As darkness settled, Marigold finally pulled herself away from the window.

She moved through the cottage with the practiced grace that years of dance had etched into her muscles, turning on a small lamp that cast a gentle glow across the room.

Later, she lay in bed, listening to the symphony of night sounds filtering through the partially open window — crickets chirping, leaves rustling, an occasional hoot of an owl.

So different from the city's constant noise, from Rowan's controlled breathing beside her, from the emptiness that had pervaded their shared apartment.

"I don't know who I am without ballet," she admitted to the darkness, her voice barely above a whisper. "Or without being someone's Omega."

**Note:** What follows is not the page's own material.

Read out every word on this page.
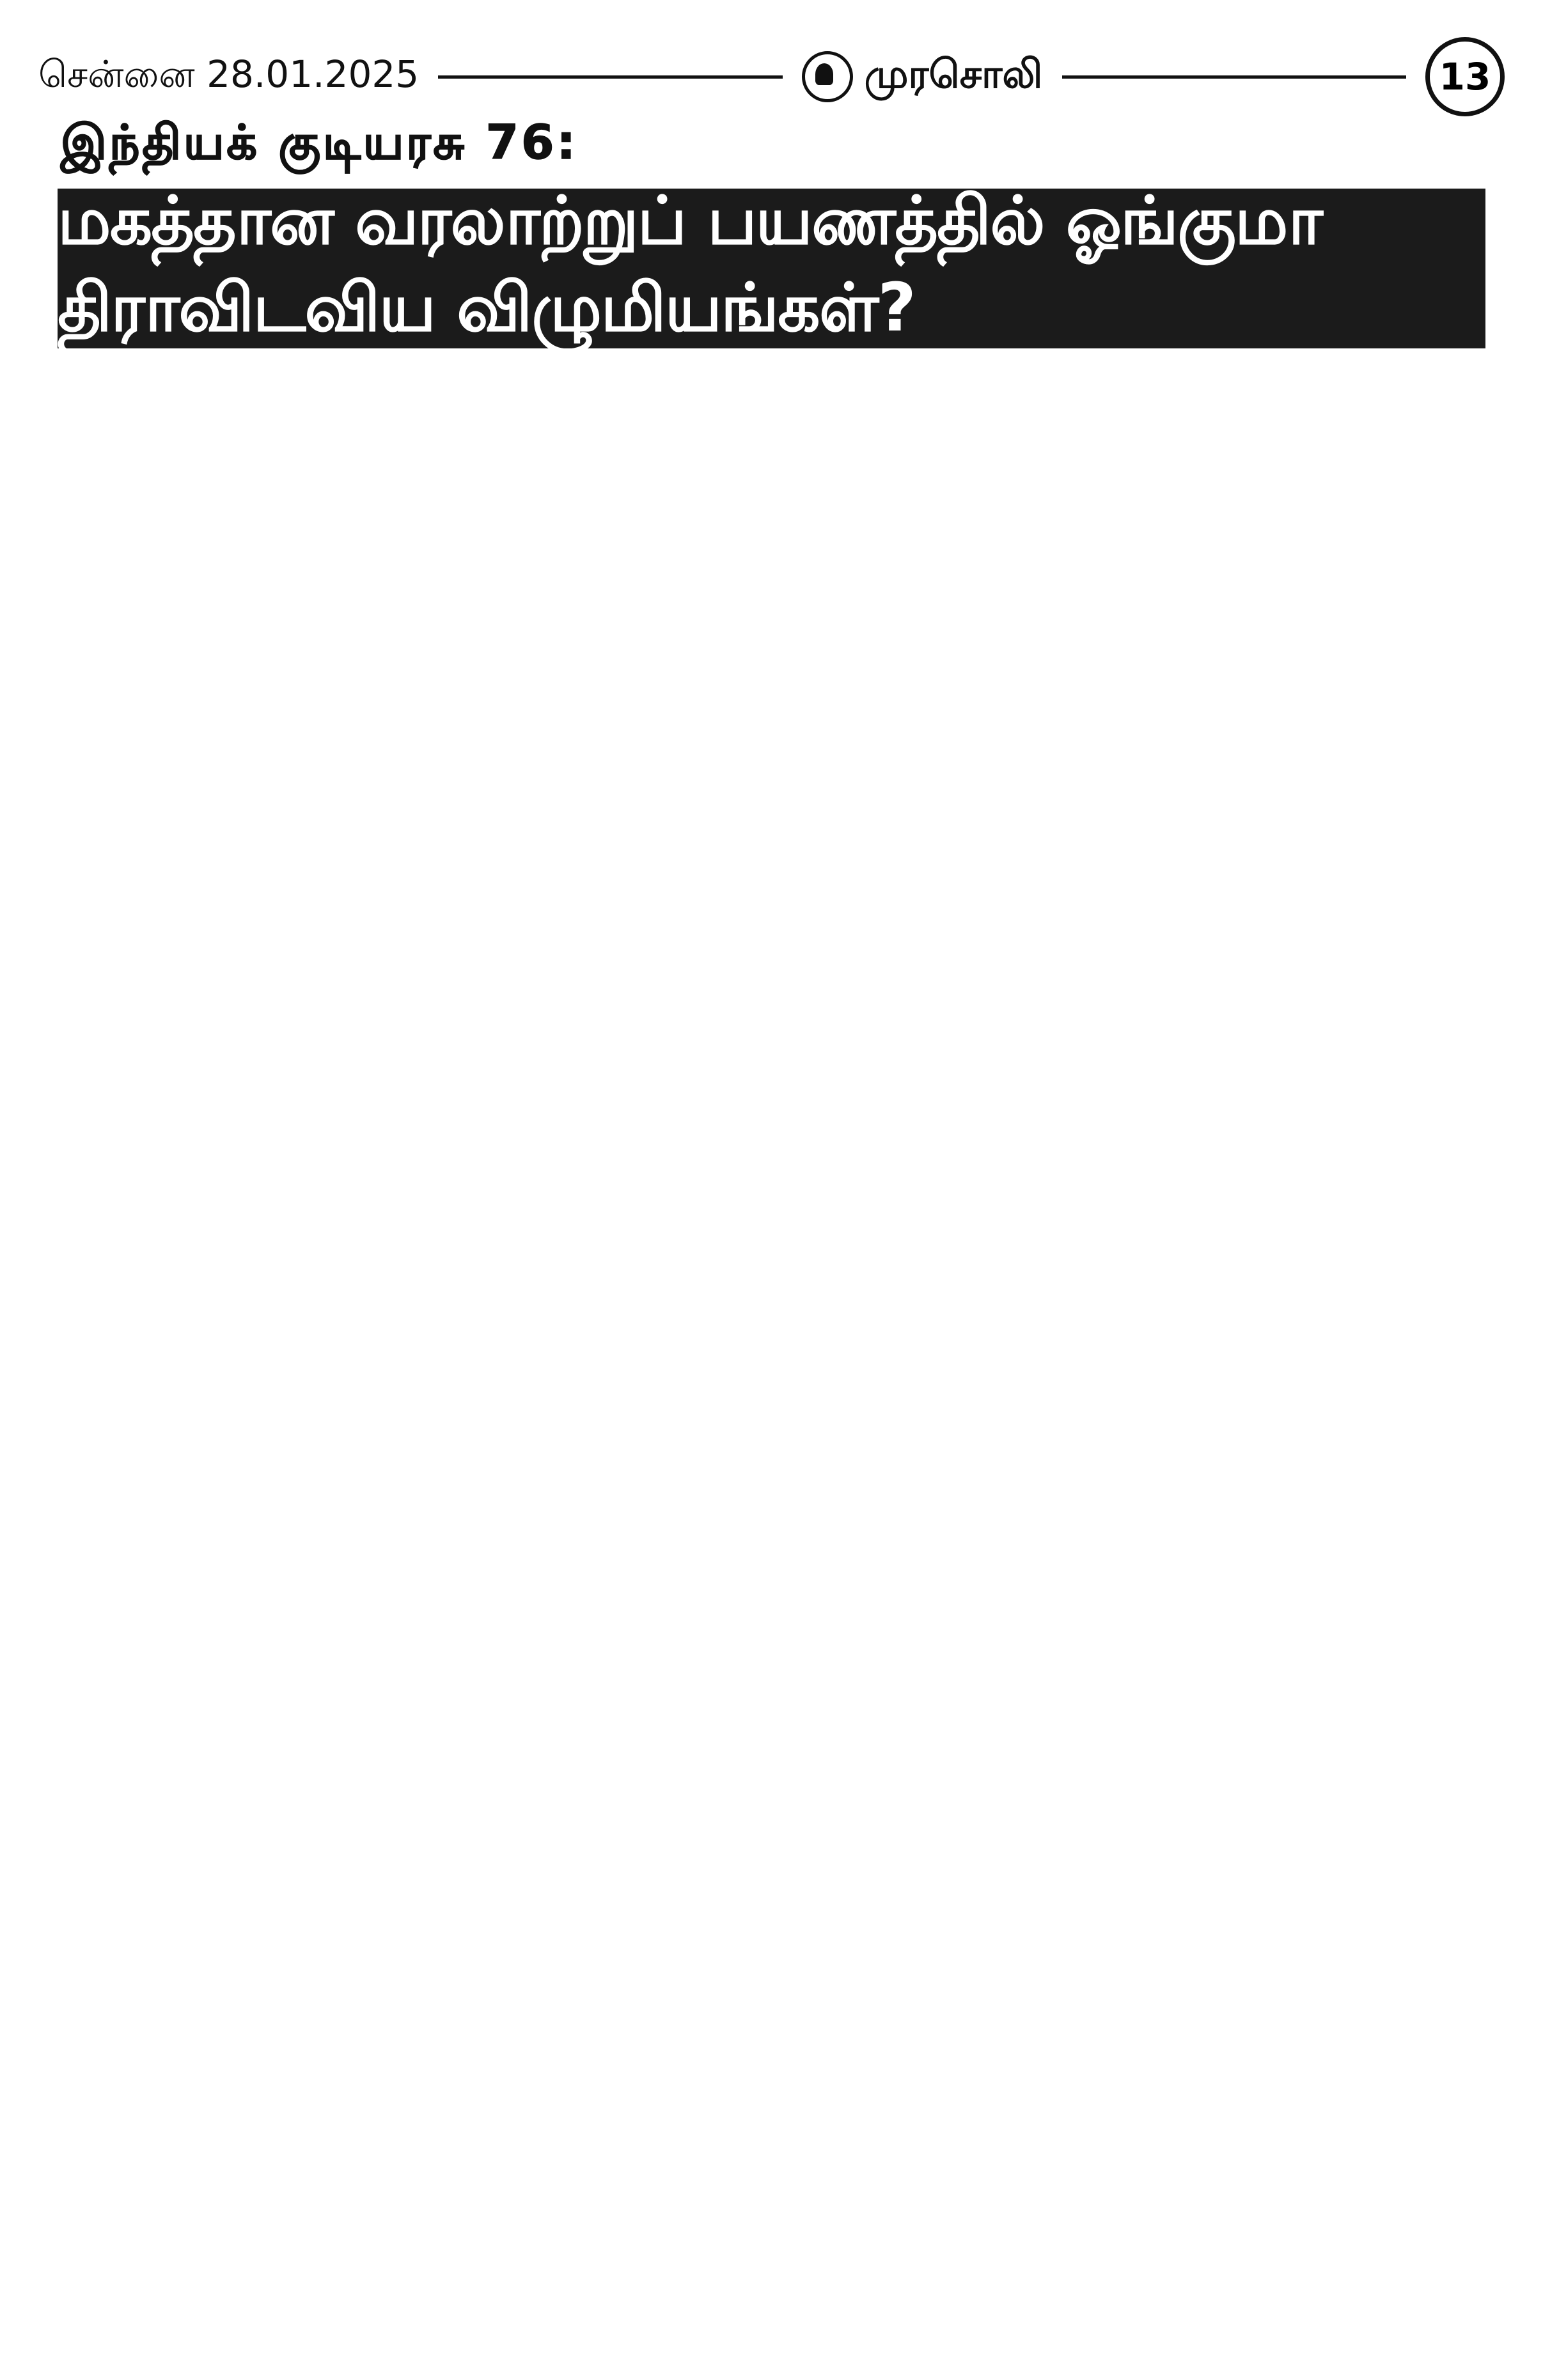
சென்னை 28.01.2025	முரசொலி	13
இந்தியக் குடியரசு 76:
மகத்தான வரலாற்றுப் பயணத்தில் ஓங்குமா திராவிடவிய விழுமியங்கள்?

She rolled onto her side, pulling the quilt tighter around her shoulders. The bed felt too big for just her — yet wonderfully, entirely hers.

"But I'm going to find out," she promised herself, feeling the tender bruises of rejection and betrayal still aching within her.

Yet beneath that pain, like a seedling pushing through soil, there was something new taking root — determination, possibility, the first fragile tendrils of self-discovery.

Marigold closed her eyes, feeling the quiet of Willowbend envelop her like a protective embrace.

Tomorrow would bring its own challenges, its own decisions.

But for now, in this moment, she allowed herself to simply be.

Broken but not shattered, wounded but healing, alone but increasingly whole.